Receivables Financing

Under-capitalized small and mid-sized businesses are turning to receivables financing for much-needed liquidity in the midst of the nation’s worst credit crisis in recent history. Moreover, once they try receivables financing, more than 80% of those businesses become repeat customers. Recent data shows that month over month, more mid-market businesses are selling receivables as a means to increase cash flow and maintain the viability of their business through the downturn.

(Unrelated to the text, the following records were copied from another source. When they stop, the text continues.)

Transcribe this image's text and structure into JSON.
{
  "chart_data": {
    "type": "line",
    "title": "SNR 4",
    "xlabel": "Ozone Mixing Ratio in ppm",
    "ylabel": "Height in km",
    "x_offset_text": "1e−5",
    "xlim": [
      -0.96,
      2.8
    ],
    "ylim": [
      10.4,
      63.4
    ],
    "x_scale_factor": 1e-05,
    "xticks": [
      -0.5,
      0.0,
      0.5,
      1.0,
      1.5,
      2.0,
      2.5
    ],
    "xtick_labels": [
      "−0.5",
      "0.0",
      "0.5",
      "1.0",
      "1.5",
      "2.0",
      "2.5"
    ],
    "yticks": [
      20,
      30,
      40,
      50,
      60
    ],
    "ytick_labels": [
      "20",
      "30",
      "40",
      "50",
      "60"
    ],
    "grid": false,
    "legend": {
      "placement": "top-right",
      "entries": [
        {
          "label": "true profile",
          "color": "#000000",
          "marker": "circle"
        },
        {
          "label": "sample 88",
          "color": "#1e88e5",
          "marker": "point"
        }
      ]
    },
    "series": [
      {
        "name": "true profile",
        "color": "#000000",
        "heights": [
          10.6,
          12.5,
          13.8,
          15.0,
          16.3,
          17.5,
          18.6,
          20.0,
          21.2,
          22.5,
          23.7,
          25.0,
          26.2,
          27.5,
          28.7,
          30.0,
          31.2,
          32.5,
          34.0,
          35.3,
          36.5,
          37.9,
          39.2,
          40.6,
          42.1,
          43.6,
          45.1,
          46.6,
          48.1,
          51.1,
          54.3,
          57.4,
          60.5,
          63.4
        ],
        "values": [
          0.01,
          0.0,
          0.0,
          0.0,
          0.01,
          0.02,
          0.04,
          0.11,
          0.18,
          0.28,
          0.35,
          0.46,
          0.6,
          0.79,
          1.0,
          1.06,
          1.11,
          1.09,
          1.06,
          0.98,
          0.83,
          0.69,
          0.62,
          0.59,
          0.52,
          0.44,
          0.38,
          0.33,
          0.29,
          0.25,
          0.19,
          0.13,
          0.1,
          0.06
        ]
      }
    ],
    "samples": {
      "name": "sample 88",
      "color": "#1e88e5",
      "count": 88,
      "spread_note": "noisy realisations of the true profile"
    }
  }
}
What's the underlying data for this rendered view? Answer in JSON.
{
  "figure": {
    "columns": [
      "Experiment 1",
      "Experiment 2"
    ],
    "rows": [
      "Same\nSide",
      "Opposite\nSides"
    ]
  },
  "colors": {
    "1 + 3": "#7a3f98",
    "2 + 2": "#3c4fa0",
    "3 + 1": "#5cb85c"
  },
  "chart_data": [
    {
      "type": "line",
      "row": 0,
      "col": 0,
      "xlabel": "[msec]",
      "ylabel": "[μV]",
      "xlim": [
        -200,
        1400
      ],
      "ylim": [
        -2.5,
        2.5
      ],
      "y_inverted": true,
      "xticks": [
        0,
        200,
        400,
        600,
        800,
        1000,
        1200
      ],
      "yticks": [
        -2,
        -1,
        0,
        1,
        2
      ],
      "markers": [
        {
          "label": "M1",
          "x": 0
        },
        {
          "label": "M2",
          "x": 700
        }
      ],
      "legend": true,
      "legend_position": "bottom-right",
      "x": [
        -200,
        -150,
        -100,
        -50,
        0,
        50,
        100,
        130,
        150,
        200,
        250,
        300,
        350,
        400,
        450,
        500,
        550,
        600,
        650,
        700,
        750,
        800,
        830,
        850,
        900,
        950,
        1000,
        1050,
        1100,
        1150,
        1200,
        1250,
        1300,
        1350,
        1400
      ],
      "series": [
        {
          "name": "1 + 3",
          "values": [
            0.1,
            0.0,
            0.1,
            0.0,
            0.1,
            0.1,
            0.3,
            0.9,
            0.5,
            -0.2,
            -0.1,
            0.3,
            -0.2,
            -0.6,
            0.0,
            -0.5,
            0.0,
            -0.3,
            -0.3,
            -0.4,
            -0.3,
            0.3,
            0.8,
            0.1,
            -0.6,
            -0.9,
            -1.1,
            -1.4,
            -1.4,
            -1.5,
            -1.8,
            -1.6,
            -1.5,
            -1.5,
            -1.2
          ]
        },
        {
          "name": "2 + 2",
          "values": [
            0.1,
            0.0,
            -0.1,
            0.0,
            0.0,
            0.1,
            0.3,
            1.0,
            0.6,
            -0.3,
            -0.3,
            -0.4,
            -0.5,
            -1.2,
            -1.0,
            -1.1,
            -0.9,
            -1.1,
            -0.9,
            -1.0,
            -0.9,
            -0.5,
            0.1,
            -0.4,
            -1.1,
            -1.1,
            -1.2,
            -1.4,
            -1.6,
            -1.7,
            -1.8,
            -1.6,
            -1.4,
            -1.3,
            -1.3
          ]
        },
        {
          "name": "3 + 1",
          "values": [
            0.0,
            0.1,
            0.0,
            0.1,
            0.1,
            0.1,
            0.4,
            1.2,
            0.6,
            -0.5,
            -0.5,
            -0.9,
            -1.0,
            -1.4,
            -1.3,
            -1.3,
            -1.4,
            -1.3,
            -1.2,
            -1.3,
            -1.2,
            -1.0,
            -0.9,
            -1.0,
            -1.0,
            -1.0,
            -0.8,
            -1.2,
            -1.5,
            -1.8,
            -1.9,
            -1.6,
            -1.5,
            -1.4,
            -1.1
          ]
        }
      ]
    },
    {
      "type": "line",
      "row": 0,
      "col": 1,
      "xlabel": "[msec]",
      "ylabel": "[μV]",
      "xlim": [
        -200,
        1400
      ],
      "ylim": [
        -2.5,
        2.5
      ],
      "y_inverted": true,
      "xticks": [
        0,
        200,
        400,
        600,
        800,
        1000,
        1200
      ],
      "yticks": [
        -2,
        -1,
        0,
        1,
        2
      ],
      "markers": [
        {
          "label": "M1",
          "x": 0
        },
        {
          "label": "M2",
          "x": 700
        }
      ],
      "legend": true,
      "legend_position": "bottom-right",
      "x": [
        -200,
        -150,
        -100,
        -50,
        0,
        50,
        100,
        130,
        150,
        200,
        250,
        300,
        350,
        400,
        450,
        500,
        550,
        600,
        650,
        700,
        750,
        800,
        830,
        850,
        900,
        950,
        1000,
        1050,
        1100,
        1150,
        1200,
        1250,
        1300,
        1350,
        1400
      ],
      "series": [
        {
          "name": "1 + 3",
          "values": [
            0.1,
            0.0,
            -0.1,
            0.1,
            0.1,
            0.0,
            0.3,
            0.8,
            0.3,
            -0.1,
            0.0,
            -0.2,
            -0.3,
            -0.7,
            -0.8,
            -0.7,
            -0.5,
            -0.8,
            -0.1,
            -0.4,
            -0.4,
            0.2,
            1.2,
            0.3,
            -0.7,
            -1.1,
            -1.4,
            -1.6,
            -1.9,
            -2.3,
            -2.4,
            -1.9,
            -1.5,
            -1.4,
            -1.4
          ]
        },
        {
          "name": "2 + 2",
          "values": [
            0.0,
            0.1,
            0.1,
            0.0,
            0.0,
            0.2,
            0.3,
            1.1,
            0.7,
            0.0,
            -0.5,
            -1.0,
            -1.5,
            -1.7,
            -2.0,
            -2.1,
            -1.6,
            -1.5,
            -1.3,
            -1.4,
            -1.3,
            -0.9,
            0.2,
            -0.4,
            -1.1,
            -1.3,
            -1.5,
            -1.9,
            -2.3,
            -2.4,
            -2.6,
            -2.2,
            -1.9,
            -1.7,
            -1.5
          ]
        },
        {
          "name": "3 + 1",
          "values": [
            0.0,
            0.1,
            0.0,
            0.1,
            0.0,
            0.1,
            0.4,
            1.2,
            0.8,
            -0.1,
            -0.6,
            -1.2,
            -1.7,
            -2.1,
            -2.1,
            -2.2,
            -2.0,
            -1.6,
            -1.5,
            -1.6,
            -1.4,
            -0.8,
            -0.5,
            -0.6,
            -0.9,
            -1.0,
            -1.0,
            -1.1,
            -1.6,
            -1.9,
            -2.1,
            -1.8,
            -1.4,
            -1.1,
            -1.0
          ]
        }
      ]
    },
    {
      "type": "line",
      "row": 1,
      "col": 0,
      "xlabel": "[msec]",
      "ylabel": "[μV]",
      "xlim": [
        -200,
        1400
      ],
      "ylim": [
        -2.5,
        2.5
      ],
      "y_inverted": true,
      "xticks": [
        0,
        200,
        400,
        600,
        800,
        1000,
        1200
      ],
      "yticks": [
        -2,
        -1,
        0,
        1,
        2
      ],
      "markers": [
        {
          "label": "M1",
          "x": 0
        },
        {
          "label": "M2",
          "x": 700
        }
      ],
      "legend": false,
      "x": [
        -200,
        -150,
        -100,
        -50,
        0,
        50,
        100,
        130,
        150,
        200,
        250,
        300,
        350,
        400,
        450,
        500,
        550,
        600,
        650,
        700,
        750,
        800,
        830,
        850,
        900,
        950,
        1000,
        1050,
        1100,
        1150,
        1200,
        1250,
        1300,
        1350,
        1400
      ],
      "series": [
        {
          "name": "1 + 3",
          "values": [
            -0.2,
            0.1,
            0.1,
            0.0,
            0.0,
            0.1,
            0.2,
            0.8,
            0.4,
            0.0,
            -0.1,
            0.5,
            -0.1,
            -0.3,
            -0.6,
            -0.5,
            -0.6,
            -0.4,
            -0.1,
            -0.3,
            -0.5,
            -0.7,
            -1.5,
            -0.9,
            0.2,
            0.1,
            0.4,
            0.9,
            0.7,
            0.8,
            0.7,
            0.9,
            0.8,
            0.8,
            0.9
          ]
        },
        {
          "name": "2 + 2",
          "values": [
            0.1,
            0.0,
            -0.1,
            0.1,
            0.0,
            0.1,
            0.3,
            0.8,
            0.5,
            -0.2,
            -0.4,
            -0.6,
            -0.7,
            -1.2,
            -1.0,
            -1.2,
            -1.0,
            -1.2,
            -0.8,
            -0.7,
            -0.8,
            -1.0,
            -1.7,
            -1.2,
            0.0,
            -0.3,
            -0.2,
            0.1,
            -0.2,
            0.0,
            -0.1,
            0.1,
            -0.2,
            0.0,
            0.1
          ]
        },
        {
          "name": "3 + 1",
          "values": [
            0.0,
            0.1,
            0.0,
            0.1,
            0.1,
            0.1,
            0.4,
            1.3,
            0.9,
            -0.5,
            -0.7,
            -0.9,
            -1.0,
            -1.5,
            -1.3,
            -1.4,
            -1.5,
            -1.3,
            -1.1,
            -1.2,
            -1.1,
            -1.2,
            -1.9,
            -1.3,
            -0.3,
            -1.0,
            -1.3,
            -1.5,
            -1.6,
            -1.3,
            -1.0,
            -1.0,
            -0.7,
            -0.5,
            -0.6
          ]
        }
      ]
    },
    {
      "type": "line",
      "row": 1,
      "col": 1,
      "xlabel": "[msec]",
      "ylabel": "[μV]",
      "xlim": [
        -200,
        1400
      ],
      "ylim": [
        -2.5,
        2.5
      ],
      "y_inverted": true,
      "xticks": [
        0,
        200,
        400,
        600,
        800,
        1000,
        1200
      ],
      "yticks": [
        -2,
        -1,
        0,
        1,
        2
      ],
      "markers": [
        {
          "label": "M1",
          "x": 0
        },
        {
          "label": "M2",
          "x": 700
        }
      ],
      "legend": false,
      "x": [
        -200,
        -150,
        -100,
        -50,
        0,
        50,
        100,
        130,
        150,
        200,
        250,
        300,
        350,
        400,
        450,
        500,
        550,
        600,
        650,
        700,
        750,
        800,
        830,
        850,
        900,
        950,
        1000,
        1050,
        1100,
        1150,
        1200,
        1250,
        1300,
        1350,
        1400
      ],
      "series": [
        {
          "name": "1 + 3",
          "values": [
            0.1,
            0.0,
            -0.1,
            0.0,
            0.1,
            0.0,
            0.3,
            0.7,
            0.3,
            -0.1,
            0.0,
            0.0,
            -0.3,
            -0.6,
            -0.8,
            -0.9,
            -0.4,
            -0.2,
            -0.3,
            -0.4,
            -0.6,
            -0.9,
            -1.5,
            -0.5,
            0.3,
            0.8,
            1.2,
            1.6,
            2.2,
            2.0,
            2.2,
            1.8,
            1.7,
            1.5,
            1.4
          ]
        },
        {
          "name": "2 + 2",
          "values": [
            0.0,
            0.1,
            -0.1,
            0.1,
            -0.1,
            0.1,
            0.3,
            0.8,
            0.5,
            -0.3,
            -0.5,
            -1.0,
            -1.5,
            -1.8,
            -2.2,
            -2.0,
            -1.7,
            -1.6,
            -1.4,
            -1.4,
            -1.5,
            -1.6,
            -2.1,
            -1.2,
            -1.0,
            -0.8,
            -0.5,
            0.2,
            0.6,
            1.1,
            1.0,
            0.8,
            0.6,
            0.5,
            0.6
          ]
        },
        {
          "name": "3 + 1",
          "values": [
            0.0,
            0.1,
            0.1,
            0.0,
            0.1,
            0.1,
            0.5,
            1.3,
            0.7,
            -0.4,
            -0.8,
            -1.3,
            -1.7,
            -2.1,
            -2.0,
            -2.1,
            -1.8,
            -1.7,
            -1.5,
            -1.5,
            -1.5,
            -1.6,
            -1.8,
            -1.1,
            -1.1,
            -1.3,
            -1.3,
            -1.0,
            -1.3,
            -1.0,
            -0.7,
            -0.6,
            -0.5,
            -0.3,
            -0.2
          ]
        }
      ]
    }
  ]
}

In a recent study1 nearly 60% of companies surveyed reported that insufficient cash flow is their greatest obstacle as banks cut off lines of credit and raise rates. Challenged to make ends meet, many once thriving businesses are finding it difficult, if not impossible to gain access to capital. Recent data from the Liquidity Desk of The Receivables Exchange indicates that these cash-strapped businesses are turning to receivables financing to monetize their outstanding invoices to increase short-term liquidity.

As a sign that businesses are embracing receivables financing, The Receivables Exchange, the world’s first online auction marketplace for the buying and selling of receivables, has seen a tremendous increase in month-over-month trading volume since its November 2008 launch. On the Exchange, small and mid-sized businesses (Sellers) can gain access to capital in as little as 24 hours, a significant reduction from the typical 50+ day payment cycle that the majority of America’s businesses wait for payment on outstanding invoices.